Doordarshan
- Director
- Gagan Puri
- Studio
- Arya Films
- Release Date
- 27 February 2020
- Running Time
- 119 min
- Language
- Hindi
- Country
- India
- Budget
- ₹6.00 Cr
- Box Office
- ₹0.19 Cr
Review
There's something deeply human about the premise of *Doordarshan*—a man so desperate to protect his fragile mother that he orchestrates an elaborate deception for everyone around him. When she awakens from three decades in a coma, the family faces an impossible choice: shield her from a world that's moved on without her, or let harsh reality shatter her delicate mind. It's the kind of emotional foundation that could anchor a truly memorable film, and the film does attempt to mine genuine pathos from this setup. The central conflict between duty and truth, between love expressed through lies and the courage required for honesty, resonates with something universal in the Indian family experience.

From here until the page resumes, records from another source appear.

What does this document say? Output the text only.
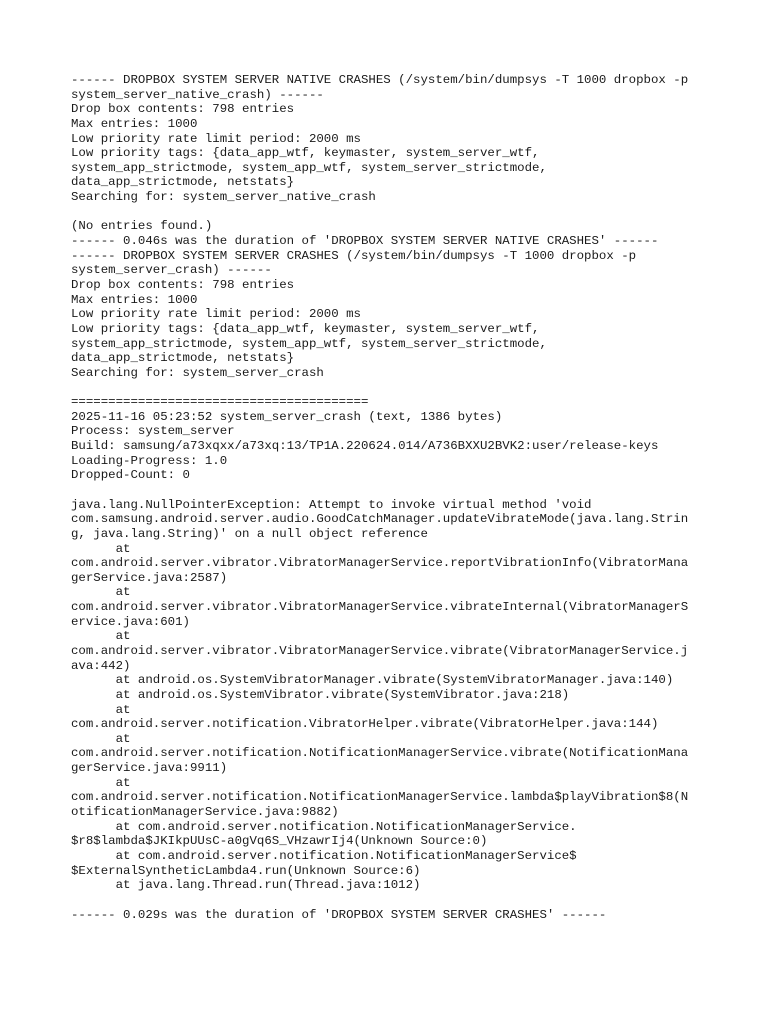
------ DROPBOX SYSTEM SERVER NATIVE CRASHES (/system/bin/dumpsys -T 1000 dropbox -p
system_server_native_crash) ------
Drop box contents: 798 entries
Max entries: 1000
Low priority rate limit period: 2000 ms
Low priority tags: {data_app_wtf, keymaster, system_server_wtf,
system_app_strictmode, system_app_wtf, system_server_strictmode,
data_app_strictmode, netstats}
Searching for: system_server_native_crash

(No entries found.)
------ 0.046s was the duration of 'DROPBOX SYSTEM SERVER NATIVE CRASHES' ------
------ DROPBOX SYSTEM SERVER CRASHES (/system/bin/dumpsys -T 1000 dropbox -p
system_server_crash) ------
Drop box contents: 798 entries
Max entries: 1000
Low priority rate limit period: 2000 ms
Low priority tags: {data_app_wtf, keymaster, system_server_wtf,
system_app_strictmode, system_app_wtf, system_server_strictmode,
data_app_strictmode, netstats}
Searching for: system_server_crash

========================================
2025-11-16 05:23:52 system_server_crash (text, 1386 bytes)
Process: system_server
Build: samsung/a73xqxx/a73xq:13/TP1A.220624.014/A736BXXU2BVK2:user/release-keys
Loading-Progress: 1.0
Dropped-Count: 0

java.lang.NullPointerException: Attempt to invoke virtual method 'void
com.samsung.android.server.audio.GoodCatchManager.updateVibrateMode(java.lang.Strin
g, java.lang.String)' on a null object reference
at
com.android.server.vibrator.VibratorManagerService.reportVibrationInfo(VibratorMana
gerService.java:2587)
at
com.android.server.vibrator.VibratorManagerService.vibrateInternal(VibratorManagerS
ervice.java:601)
at
com.android.server.vibrator.VibratorManagerService.vibrate(VibratorManagerService.j
ava:442)
at android.os.SystemVibratorManager.vibrate(SystemVibratorManager.java:140)
at android.os.SystemVibrator.vibrate(SystemVibrator.java:218)
at
com.android.server.notification.VibratorHelper.vibrate(VibratorHelper.java:144)
at
com.android.server.notification.NotificationManagerService.vibrate(NotificationMana
gerService.java:9911)
at
com.android.server.notification.NotificationManagerService.lambda$playVibration$8(N
otificationManagerService.java:9882)
at com.android.server.notification.NotificationManagerService.
$r8$lambda$JKIkpUUsC-a0gVq6S_VHzawrIj4(Unknown Source:0)
at com.android.server.notification.NotificationManagerService$
$ExternalSyntheticLambda4.run(Unknown Source:6)
at java.lang.Thread.run(Thread.java:1012)

------ 0.029s was the duration of 'DROPBOX SYSTEM SERVER CRASHES' ------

Yet for all its compelling premise, the execution stumbles where it matters most. The film leans heavily into comedic chaos—children masquerading as servants, the house transformed into a 1980s time capsule, the wife reluctantly returning to play-act normalcy—but this tonal juggling often feels forced rather than organic. What could have been a poignant exploration of family bonds and the cost of deception devolves into broad situational comedy that undermines the emotional weight the story deserves. The performances and direction lack the subtlety needed to balance these competing tones, leaving viewers caught between laughing at the absurdity and feeling the tragedy beneath it, without ever fully committing to either.
*Doordarshan* reaches for something meaningful but gets lost in
Storyline
So okay, picture this—there's this guy Chiku who's basically struggling through life right now. His marriage is falling apart because his wife wants out, he's got two kids to raise, and his mom has been in a coma for like three decades in their borrowed house. It's pretty heavy stuff, and he's not exactly in a great place mentally or financially.
Things get absolutely wild when his mom suddenly wakes up from her coma, but here's the kicker—she's not quite herself mentally, and the doctors basically say everyone needs to be super careful around her because she's fragile. The whole situation is bonkers because she overheard some pretty inappropriate stuff while coming to consciousness, and now her mind is stuck on random details from it. So obviously, the family decides they need to create this whole elaborate setup to protect her from reality.
What happens next is pure chaos and comedy rolled into one. Sunil has to somehow convince his reluctant wife to come back home and pretend everything's normal, he's got his kids playing dress-up as servants, and everyone's frantically trying to make their modern house look like it's stuck in the 1980s. It's one of those movies where you're constantly wondering how they're going to pull off this wild plan without it all falling apart spectacularly.